Üç arkadaşı da ona gülmüştü.

"Changbin niye hiç konuşmuyorsun?" Changbin telefonuna gömülmüş birisi ile mesajlaşıyordu.

"Hiç."

"Kimle konuşuyorsun?" Minho kafasını uzattığında diğer tarafa kaymış telefonu saklamaya çalışmıştı. Ama diğer taraftada Chan vardı.

"RAHAT BIRAKIN BENİ." Tekli koltuğa oturduğunda arkadaşları ona kınayan bakışlarını atıyordu.

"Bizden mi saklıyorsun Changbin?"

"Aşk olsun Changbin."

"Senden asla beklemezdim, hepsinden beklerdim ama senden beklemezdim Changbin." Arkadaşlarına göz devirerek oflamıştı. "Salın beni bir."

"Hayır oğlum niye söylemiyorsun? Alt tarafı şununla konuşuyorum diyeceksin?"

"Sevgili mi yaptın? Flört mü?"

"Changbin söyle."

"FELİX." Changbin sonunda bağırarak konuştuğunda üç arkadaş başta sessiz kalmış sonra konuşmaya başlamıştı.

"Felix kimdi?"

"Lee Felix'mi? Avustralya'dan gelen?"

"Felix, Jeongin ile arkadaştı birkaç kez vloglarında görmüştüm." Changbin oflayarak birkaç mesaj yazdıktan sonra arkadaşlarına bakmıştı. "Evet o Felix."

"Niye gizliyorsun bunu bizden?"

"Daha hiçbir şey yok çünkü ortada." Bütün arkadaşları Changbin'e göz devirirken Changbin'de göz devirmiş ve telefonu yeniden eline almıştı.

"Sevgili misiniz?"

"Hayır değiliz daha birkaç gün önce konuşmaya başladık." Aslında arkadaşlarına da garip geliyordu. "Oğlum sen kimseyi beğenmezsin ki?"

"Felix kimse değil."

"Tamam olmuşlar." Minho arkasına yaslanmış ve gülmüştü.

"Nasıl başladınız konuşmaya?"

"Ben on ikinci sınıfta Felix'in gittiği okula gitmiştim. O on birinci sınıftı ve benden hoşlandığı bütün okula yayılmıştı. Yayılması ile birlikte ben daha onunla iletişime geçemeden okul değiştirdi. Şimdi uzun zamandır aynı üniversitedeyiz ama hiç konuşma fırsatımız olmamıştı. Geçen gün voleybol oynarken aynı takımdaydık akşamına gittim mesaj attım."

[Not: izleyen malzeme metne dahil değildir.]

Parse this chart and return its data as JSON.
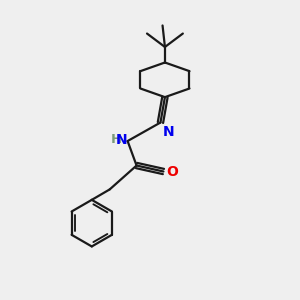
{
  "bg_color": "#efefef",
  "bond_color": "#1a1a1a",
  "N_color": "#0000ee",
  "O_color": "#ee0000",
  "H_color": "#7a9a7a",
  "line_width": 1.6,
  "font_size": 9.5,
  "fig_w": 3.0,
  "fig_h": 3.0,
  "dpi": 100,
  "xlim": [
    0,
    10
  ],
  "ylim": [
    0,
    10
  ]
}
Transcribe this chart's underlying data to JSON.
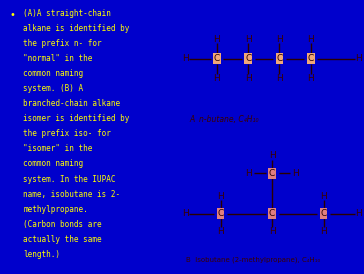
{
  "left_bg": "#0000CC",
  "top_right_bg": "#F0A878",
  "bottom_right_bg": "#E08080",
  "bullet_color": "#FFFF00",
  "text_color": "#3B0000",
  "label_color": "#3B0000",
  "bullet_text_lines": [
    "(A)A straight-chain",
    "alkane is identified by",
    "the prefix n- for",
    "\"normal\" in the",
    "common naming",
    "system. (B) A",
    "branched-chain alkane",
    "isomer is identified by",
    "the prefix iso- for",
    "\"isomer\" in the",
    "common naming",
    "system. In the IUPAC",
    "name, isobutane is 2-",
    "methylpropane.",
    "(Carbon bonds are",
    "actually the same",
    "length.)"
  ],
  "label_A": "A  n-butane, C₄H₁₀",
  "label_B": "B  Isobutane (2-methylpropane), C₄H₁₀",
  "fig_width": 3.64,
  "fig_height": 2.74,
  "dpi": 100
}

Changbin'in telefondan kafasını kaldırmadan konuşmasına arkadaşları mutlu olmuştu. "Sonunda Changbin'in mürveti açılıyor."

Changbin, Minho'ya sert bakışlarını atarken Minho biraz kayıp Chan'ın kucağına uzanmıştı. "Film falan açında izleyelim çok sıkıldım."

"Kucağım çok mu rahat geliyor hep kucağımdasın?" Chan tek kaşını kaldırarak dizinde yatan Minho'ya bakmıştı. "Evet çok rahat geliyor şimdi film aç."

Herkes Minho'nun şu aralar Chan'ın üzerine fazla düştüğünü fark ediyordu.